I’ve never had my whole life flash before my eyes, but that morning, when we pulled up to the school for the first time, his whole life flashed before my eyes.
His baby fuzz and wrist rolls suddenly gave way to little boy knobs and angles. Just like that.
In the days and weeks leading up to the big day, I had been repeatedly asked, “How are you doing?” As often as I’d been asked, I’d come to actually believe the answer I was giving. “As long as he’s okay, I’m okay,” I recited.
But then I watched him walk confidently and assuredly up the sidewalk and towards his classroom. I wrapped him up in a hug and got my kiss, I observed him turn to face this new frontier and it hit me.
He was okay. More than okay.
And I, well, I wasn’t.
Luckily, I dropped him off and got back to my car without melting into a puddle of tears. Part of that was due to the excess of tears already cried in expectation of this moment. But it was also because that day I started to realize how I handled this milestone didn’t just matter for me. It mattered for him. I started to see how I behave communicates what I believe is true about the world he’s heading into.
In 2013, I watched Stephen Colbert—who lost his dad and two older brothers closest in age to him in a tragic plane crash when he was ten—win an Emmy. His acceptance speech has stuck with me all this time. “I want to thank my mom,” he began, “for not worrying about me and believing I’d be okay.”
If ever a mom had reason to worry and earned the right to be fearful, anxious and nervous, it was her. In one day she lost her husband two of her boys. But under the most challenging circumstances, she made a choice. She decided her worry wouldn’t set the tone. Her fear wouldn’t drive her decisions. Her anxiety wouldn’t rule her behavior.
Her son had learned, along with her, terrible things happen in the world and life is hard. It’s full of challenges that seem insurmountable and weightier than we feel equipped to handle. But by watching his mom, he learned what to do, how to behave, and who to believe in light of it.

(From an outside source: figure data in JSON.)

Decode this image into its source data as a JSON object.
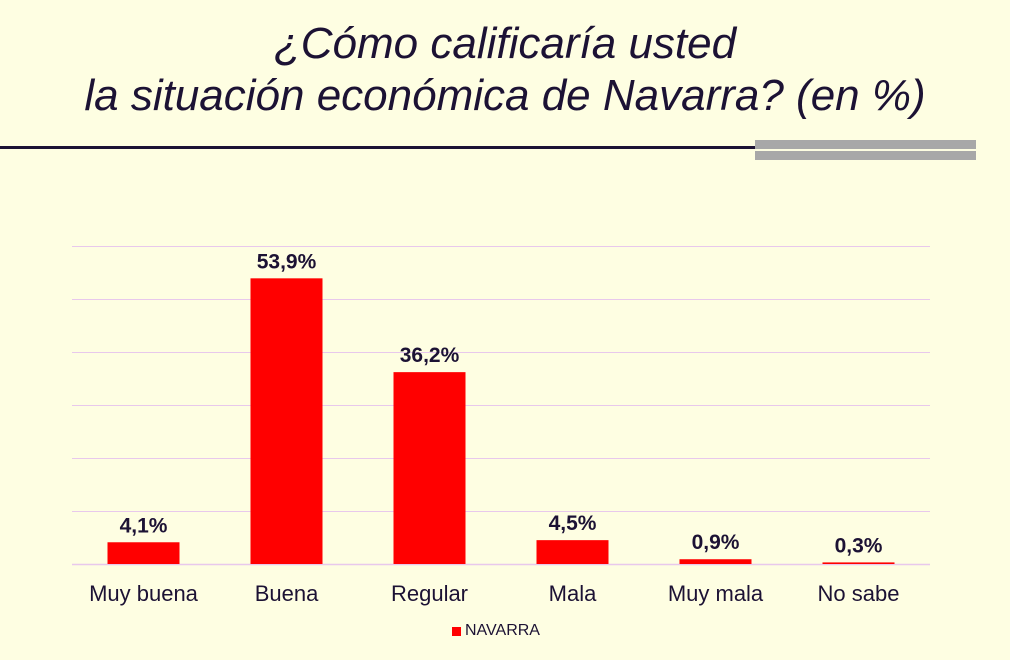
{
  "chart_data": {
    "type": "bar",
    "title_line1": "¿Cómo calificaría usted",
    "title_line2": "la situación económica de Navarra? (en %)",
    "categories": [
      "Muy buena",
      "Buena",
      "Regular",
      "Mala",
      "Muy mala",
      "No sabe"
    ],
    "series": [
      {
        "name": "NAVARRA",
        "values": [
          4.1,
          53.9,
          36.2,
          4.5,
          0.9,
          0.3
        ],
        "labels": [
          "4,1%",
          "53,9%",
          "36,2%",
          "4,5%",
          "0,9%",
          "0,3%"
        ]
      }
    ],
    "ylim": [
      0,
      60
    ],
    "grid": true,
    "legend_position": "bottom",
    "colors": {
      "bar": "#ff0000",
      "grid": "#e8c8ec",
      "text": "#1c1234",
      "background": "#fefee2"
    }
  }
}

For me, as a mom sending my firstborn into kindergarten, the world out there seems big and scary and full of anxiety producing scenarios. And since worry is a mother’s native tongue, defaulting to what comes easiest, and talking and behaving with worry setting the course feels like second nature.

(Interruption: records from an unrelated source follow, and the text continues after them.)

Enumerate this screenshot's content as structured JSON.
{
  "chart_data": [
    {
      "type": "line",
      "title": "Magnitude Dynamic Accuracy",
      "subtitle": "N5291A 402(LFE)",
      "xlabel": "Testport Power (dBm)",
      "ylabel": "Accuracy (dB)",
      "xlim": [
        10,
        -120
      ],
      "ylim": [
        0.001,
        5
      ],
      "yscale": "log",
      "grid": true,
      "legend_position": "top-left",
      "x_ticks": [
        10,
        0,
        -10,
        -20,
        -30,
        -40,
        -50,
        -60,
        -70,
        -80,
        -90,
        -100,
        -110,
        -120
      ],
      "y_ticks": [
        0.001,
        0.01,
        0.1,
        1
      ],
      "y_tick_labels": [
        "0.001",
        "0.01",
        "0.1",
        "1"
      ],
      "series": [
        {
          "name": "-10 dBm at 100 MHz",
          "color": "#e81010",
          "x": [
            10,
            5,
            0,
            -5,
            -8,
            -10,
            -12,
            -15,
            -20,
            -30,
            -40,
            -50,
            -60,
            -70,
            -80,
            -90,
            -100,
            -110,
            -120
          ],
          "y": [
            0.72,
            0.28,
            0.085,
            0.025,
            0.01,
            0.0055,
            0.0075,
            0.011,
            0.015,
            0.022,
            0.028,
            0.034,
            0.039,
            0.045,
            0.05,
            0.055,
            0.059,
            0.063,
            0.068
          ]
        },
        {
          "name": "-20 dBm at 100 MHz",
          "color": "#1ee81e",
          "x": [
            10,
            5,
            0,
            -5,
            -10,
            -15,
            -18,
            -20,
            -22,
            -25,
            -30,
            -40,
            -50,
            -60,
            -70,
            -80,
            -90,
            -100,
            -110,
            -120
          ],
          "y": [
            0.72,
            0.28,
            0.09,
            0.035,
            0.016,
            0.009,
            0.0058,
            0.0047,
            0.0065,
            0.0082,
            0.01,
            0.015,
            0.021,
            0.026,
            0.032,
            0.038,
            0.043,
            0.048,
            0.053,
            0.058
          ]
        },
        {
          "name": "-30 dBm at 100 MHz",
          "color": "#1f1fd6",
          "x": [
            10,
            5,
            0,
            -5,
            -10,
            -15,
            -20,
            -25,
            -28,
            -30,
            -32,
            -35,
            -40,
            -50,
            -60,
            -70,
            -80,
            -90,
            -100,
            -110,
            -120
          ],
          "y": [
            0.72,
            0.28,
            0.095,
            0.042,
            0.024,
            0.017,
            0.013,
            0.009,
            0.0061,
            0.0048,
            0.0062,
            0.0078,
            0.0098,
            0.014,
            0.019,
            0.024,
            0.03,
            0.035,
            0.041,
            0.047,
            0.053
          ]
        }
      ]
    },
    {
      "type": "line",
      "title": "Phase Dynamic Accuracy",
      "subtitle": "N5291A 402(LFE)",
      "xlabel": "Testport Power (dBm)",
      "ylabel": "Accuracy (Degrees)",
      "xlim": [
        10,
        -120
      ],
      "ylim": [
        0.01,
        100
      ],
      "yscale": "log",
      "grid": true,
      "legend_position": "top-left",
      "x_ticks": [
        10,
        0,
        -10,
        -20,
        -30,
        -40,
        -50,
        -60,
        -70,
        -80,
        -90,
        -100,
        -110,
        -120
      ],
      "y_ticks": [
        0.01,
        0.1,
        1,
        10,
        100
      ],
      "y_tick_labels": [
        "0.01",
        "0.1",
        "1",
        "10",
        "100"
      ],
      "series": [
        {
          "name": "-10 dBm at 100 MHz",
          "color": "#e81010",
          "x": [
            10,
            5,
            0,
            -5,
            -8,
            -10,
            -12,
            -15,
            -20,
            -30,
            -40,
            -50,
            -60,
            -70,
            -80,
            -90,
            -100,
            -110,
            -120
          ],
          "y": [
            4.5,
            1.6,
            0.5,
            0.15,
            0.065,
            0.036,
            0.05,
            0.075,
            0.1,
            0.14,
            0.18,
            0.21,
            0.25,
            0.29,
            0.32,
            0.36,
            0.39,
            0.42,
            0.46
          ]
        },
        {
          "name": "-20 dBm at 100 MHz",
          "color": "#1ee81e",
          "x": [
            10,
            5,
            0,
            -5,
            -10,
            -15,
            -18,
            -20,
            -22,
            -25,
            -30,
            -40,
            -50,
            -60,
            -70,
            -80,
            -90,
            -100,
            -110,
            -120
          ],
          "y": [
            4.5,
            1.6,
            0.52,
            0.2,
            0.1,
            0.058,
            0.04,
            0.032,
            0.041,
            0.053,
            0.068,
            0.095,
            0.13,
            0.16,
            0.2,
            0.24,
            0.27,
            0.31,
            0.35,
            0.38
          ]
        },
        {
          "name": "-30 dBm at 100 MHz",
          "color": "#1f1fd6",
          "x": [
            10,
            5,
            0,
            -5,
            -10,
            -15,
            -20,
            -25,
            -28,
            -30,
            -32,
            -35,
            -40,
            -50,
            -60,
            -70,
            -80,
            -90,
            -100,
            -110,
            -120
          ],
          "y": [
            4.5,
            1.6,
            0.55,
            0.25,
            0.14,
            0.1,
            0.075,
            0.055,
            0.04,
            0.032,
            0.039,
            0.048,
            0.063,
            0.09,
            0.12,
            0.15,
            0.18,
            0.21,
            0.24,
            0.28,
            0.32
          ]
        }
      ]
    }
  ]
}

But if I did that, I would be missing out, and I would be selling Asher short. Because I would never hear my boy grow up to say, “Thanks. . . For not worrying about me. For believing I’d be okay. For showing me, not there’s nothing to worry about, but that worry doesn’t have to get the final say. And as scary as the world may be, I don’t have to be afraid.”
In light of my fears and Asher’s impending independence, it’s important I learn my lesson now. My son is watching and observing to see what my beliefs and my behavior say about the world. I want him to know I believe in a God bigger than the world’s scariness and sturdier than our well-constructed worries.
Our kids will be fine. Not because of anything we did. But because every day, as they move farther from our reach, we are reminded of Whose they are and how impossibly much they are loved by the One who gave them to us in the first place.
It’s a learning process, I think. Two weeks in, I still tear up a bit dropping my little buddy off at school. I’m sure I’ll always have my moments. But as long as I keep it together enough to see him walk confidently and assuredly into a future for his taking, I think we’ll be just fine.